As you can see MS causes collateral damage that is not limited to the nervous system. Can I suggest that HCPs looking after pwMS make it their duty to look into the mouths of their patients to see if anything needs to done around oral hygiene? Or is this a step too far for the MS team? Surely the holistic management of MS should include oral health? 

In addition to the state of one's toenails, I think we should add oral health, to any potential future MS Self-Neglect Index. Self-neglect and its manifestations are another reason to #ThinkSocial in 2019.

Sexton et al. Oral health and behaviours of people living with Multiple Sclerosis in Australia. Community Dent Oral Epidemiol. 2019 Jan 7.

OBJECTIVES: The literature describing the oral health of people with Multiple Sclerosis (MS) is scant and the findings equivocal. The aim of this study was to describe the oral health and oral self-care behaviours of people living with MS and compare it to the Australian population.

METHODS: Participants enrolled with the Australian MS Longitudinal Study (AMSLS) were invited to participate in the survey using an online or paper-based questionnaire. Data were collected on level of disability, oral health, oral self-care and factors influencing attendance for oral health care.

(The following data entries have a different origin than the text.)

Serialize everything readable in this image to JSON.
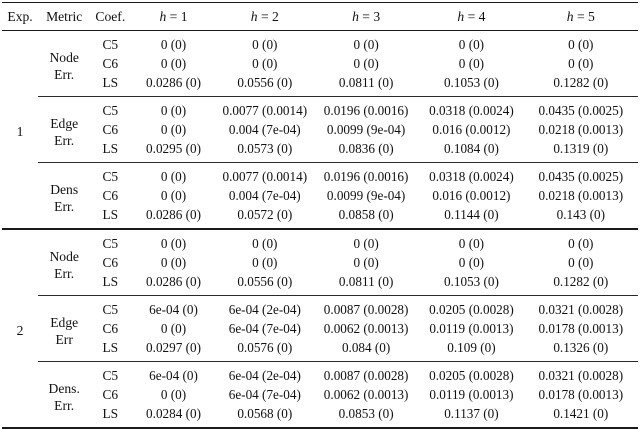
{
  "page": {
    "background": "#ffffff",
    "text_color": "#111111",
    "rule_color": "#1a1a1a"
  },
  "header": {
    "exp": "Exp.",
    "metric": "Metric",
    "coef": "Coef.",
    "h": [
      {
        "var": "h",
        "rest": " = 1"
      },
      {
        "var": "h",
        "rest": " = 2"
      },
      {
        "var": "h",
        "rest": " = 3"
      },
      {
        "var": "h",
        "rest": " = 4"
      },
      {
        "var": "h",
        "rest": " = 5"
      }
    ]
  },
  "exps": [
    {
      "exp": "1",
      "blocks": [
        {
          "metric": [
            "Node",
            "Err."
          ],
          "rows": [
            {
              "coef": "C5",
              "v": [
                "0 (0)",
                "0 (0)",
                "0 (0)",
                "0 (0)",
                "0 (0)"
              ]
            },
            {
              "coef": "C6",
              "v": [
                "0 (0)",
                "0 (0)",
                "0 (0)",
                "0 (0)",
                "0 (0)"
              ]
            },
            {
              "coef": "LS",
              "v": [
                "0.0286 (0)",
                "0.0556 (0)",
                "0.0811 (0)",
                "0.1053 (0)",
                "0.1282 (0)"
              ]
            }
          ]
        },
        {
          "metric": [
            "Edge",
            "Err."
          ],
          "rows": [
            {
              "coef": "C5",
              "v": [
                "0 (0)",
                "0.0077 (0.0014)",
                "0.0196 (0.0016)",
                "0.0318 (0.0024)",
                "0.0435 (0.0025)"
              ]
            },
            {
              "coef": "C6",
              "v": [
                "0 (0)",
                "0.004 (7e-04)",
                "0.0099 (9e-04)",
                "0.016 (0.0012)",
                "0.0218 (0.0013)"
              ]
            },
            {
              "coef": "LS",
              "v": [
                "0.0295 (0)",
                "0.0573 (0)",
                "0.0836 (0)",
                "0.1084 (0)",
                "0.1319 (0)"
              ]
            }
          ]
        },
        {
          "metric": [
            "Dens",
            "Err."
          ],
          "rows": [
            {
              "coef": "C5",
              "v": [
                "0 (0)",
                "0.0077 (0.0014)",
                "0.0196 (0.0016)",
                "0.0318 (0.0024)",
                "0.0435 (0.0025)"
              ]
            },
            {
              "coef": "C6",
              "v": [
                "0 (0)",
                "0.004 (7e-04)",
                "0.0099 (9e-04)",
                "0.016 (0.0012)",
                "0.0218 (0.0013)"
              ]
            },
            {
              "coef": "LS",
              "v": [
                "0.0286 (0)",
                "0.0572 (0)",
                "0.0858 (0)",
                "0.1144 (0)",
                "0.143 (0)"
              ]
            }
          ]
        }
      ]
    },
    {
      "exp": "2",
      "blocks": [
        {
          "metric": [
            "Node",
            "Err."
          ],
          "rows": [
            {
              "coef": "C5",
              "v": [
                "0 (0)",
                "0 (0)",
                "0 (0)",
                "0 (0)",
                "0 (0)"
              ]
            },
            {
              "coef": "C6",
              "v": [
                "0 (0)",
                "0 (0)",
                "0 (0)",
                "0 (0)",
                "0 (0)"
              ]
            },
            {
              "coef": "LS",
              "v": [
                "0.0286 (0)",
                "0.0556 (0)",
                "0.0811 (0)",
                "0.1053 (0)",
                "0.1282 (0)"
              ]
            }
          ]
        },
        {
          "metric": [
            "Edge",
            "Err"
          ],
          "rows": [
            {
              "coef": "C5",
              "v": [
                "6e-04 (0)",
                "6e-04 (2e-04)",
                "0.0087 (0.0028)",
                "0.0205 (0.0028)",
                "0.0321 (0.0028)"
              ]
            },
            {
              "coef": "C6",
              "v": [
                "0 (0)",
                "6e-04 (7e-04)",
                "0.0062 (0.0013)",
                "0.0119 (0.0013)",
                "0.0178 (0.0013)"
              ]
            },
            {
              "coef": "LS",
              "v": [
                "0.0297 (0)",
                "0.0576 (0)",
                "0.084 (0)",
                "0.109 (0)",
                "0.1326 (0)"
              ]
            }
          ]
        },
        {
          "metric": [
            "Dens.",
            "Err."
          ],
          "rows": [
            {
              "coef": "C5",
              "v": [
                "6e-04 (0)",
                "6e-04 (2e-04)",
                "0.0087 (0.0028)",
                "0.0205 (0.0028)",
                "0.0321 (0.0028)"
              ]
            },
            {
              "coef": "C6",
              "v": [
                "0 (0)",
                "6e-04 (7e-04)",
                "0.0062 (0.0013)",
                "0.0119 (0.0013)",
                "0.0178 (0.0013)"
              ]
            },
            {
              "coef": "LS",
              "v": [
                "0.0284 (0)",
                "0.0568 (0)",
                "0.0853 (0)",
                "0.1137 (0)",
                "0.1421 (0)"
              ]
            }
          ]
        }
      ]
    }
  ]
}
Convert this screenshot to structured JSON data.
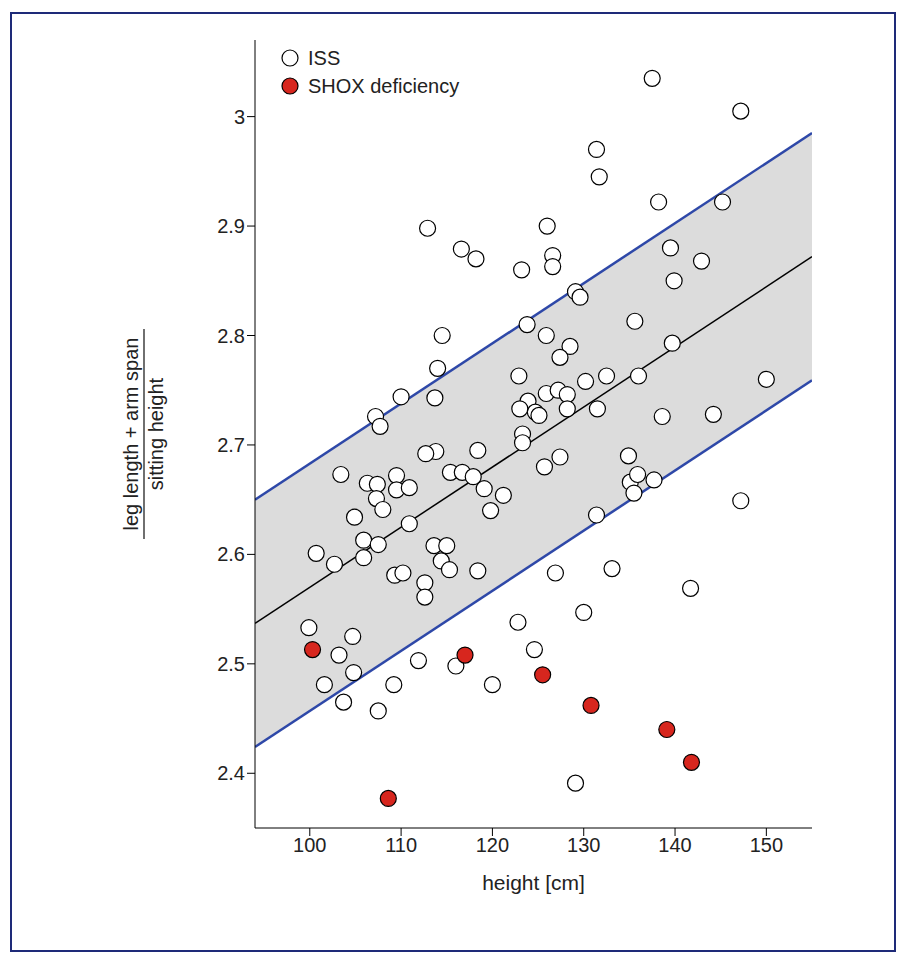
{
  "chart_data": {
    "type": "scatter",
    "x_label": "height [cm]",
    "y_label": {
      "numerator": "leg length + arm span",
      "denominator": "sitting height"
    },
    "xlim": [
      94,
      155
    ],
    "ylim": [
      2.35,
      3.07
    ],
    "xticks": [
      100,
      110,
      120,
      130,
      140,
      150
    ],
    "yticks": [
      2.4,
      2.5,
      2.6,
      2.7,
      2.8,
      2.9,
      3
    ],
    "legend": "upper left",
    "series": [
      {
        "name": "ISS",
        "color": "#ffffff",
        "marker": "circle",
        "x": [
          137.5,
          147.2,
          131.4,
          131.7,
          112.9,
          126.0,
          145.2,
          138.2,
          116.6,
          118.2,
          123.2,
          126.6,
          126.6,
          142.9,
          139.5,
          139.9,
          129.1,
          129.6,
          114.5,
          123.8,
          135.6,
          139.7,
          125.9,
          128.5,
          114.0,
          127.4,
          132.5,
          122.9,
          136.0,
          150.0,
          130.2,
          125.9,
          127.2,
          110.0,
          113.7,
          107.2,
          107.7,
          123.9,
          124.7,
          125.1,
          123.0,
          128.2,
          128.2,
          131.5,
          138.6,
          144.2,
          123.3,
          123.3,
          125.7,
          127.4,
          137.7,
          113.8,
          112.7,
          118.4,
          103.4,
          106.3,
          107.4,
          109.5,
          109.5,
          110.9,
          115.4,
          116.7,
          117.9,
          119.1,
          121.2,
          119.8,
          107.3,
          108.0,
          104.9,
          135.1,
          135.5,
          135.9,
          134.9,
          131.4,
          105.9,
          107.5,
          105.9,
          110.9,
          113.6,
          115.0,
          114.4,
          115.3,
          118.4,
          109.3,
          110.2,
          112.6,
          112.6,
          102.7,
          100.7,
          126.9,
          133.1,
          130.0,
          141.7,
          147.2,
          122.8,
          124.6,
          99.9,
          104.7,
          103.2,
          104.8,
          101.6,
          109.2,
          111.9,
          116.0,
          120.0,
          103.7,
          107.5,
          129.1
        ],
        "values": [
          3.035,
          3.005,
          2.97,
          2.945,
          2.898,
          2.9,
          2.922,
          2.922,
          2.879,
          2.87,
          2.86,
          2.873,
          2.863,
          2.868,
          2.88,
          2.85,
          2.84,
          2.835,
          2.8,
          2.81,
          2.813,
          2.793,
          2.8,
          2.79,
          2.77,
          2.78,
          2.763,
          2.763,
          2.763,
          2.76,
          2.758,
          2.747,
          2.75,
          2.744,
          2.743,
          2.726,
          2.717,
          2.74,
          2.73,
          2.727,
          2.733,
          2.746,
          2.733,
          2.733,
          2.726,
          2.728,
          2.71,
          2.702,
          2.68,
          2.689,
          2.668,
          2.694,
          2.692,
          2.695,
          2.673,
          2.665,
          2.664,
          2.672,
          2.659,
          2.661,
          2.675,
          2.675,
          2.671,
          2.66,
          2.654,
          2.64,
          2.651,
          2.641,
          2.634,
          2.666,
          2.656,
          2.673,
          2.69,
          2.636,
          2.613,
          2.609,
          2.597,
          2.628,
          2.608,
          2.608,
          2.594,
          2.586,
          2.585,
          2.581,
          2.583,
          2.574,
          2.561,
          2.591,
          2.601,
          2.583,
          2.587,
          2.547,
          2.569,
          2.649,
          2.538,
          2.513,
          2.533,
          2.525,
          2.508,
          2.492,
          2.481,
          2.481,
          2.503,
          2.498,
          2.481,
          2.465,
          2.457,
          2.391
        ]
      },
      {
        "name": "SHOX deficiency",
        "color": "#d7261e",
        "marker": "circle",
        "x": [
          100.3,
          108.6,
          117.0,
          125.5,
          130.8,
          139.1,
          141.8
        ],
        "values": [
          2.513,
          2.377,
          2.508,
          2.49,
          2.462,
          2.44,
          2.41
        ]
      }
    ],
    "fit_line": {
      "type": "line",
      "color": "#000000",
      "x": [
        94,
        155
      ],
      "values": [
        2.537,
        2.872
      ]
    },
    "band": {
      "color": "#dcdcdc",
      "edge": {
        "color": "#2e48a8"
      },
      "x": [
        94,
        155
      ],
      "lower": [
        2.424,
        2.759
      ],
      "upper": [
        2.65,
        2.985
      ]
    }
  }
}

RESULTS: Completed questionnaires were received for 1523 respondents. Over one-fifth (n = 320; 22%) rated their oral health as fair or poor, and more than half (n = 840; 57%) reported toothache in the last 12 months. These proportions were higher than those for the general Australian adult population (oral health prevalence ratio (PR) = 1.25 [1.12, 1.40]; toothache PR = 3.63 [3.39, 3.88]), and this is despite comparable or better self-maintenance habits and dental attendance reported by respondents. People with MS reported high rates of mouth dryness (68.4%), teeth sensitivity (64.7%), change of taste (40.5%) and orofacial pain (39.0%); fewer than 10% experienced none of these. There was a lower prevalence of self-reported need for treatment (extraction or filling) than in the Australian adult population (15.8% vs 32.9%).

CONCLUSIONS: People with MS have a greater oral health burden, demonstrated by their poorer self-reported oral health than the Australian adult population. Furthermore, they experience high rates of toothache, mouth dryness, teeth sensitivity, change of taste and orofacial pain. These findings are contrary to their self-reported good oral self-care and dental attendance habits and suggest some of the oral health impacts are due to MS rather than dental behaviours.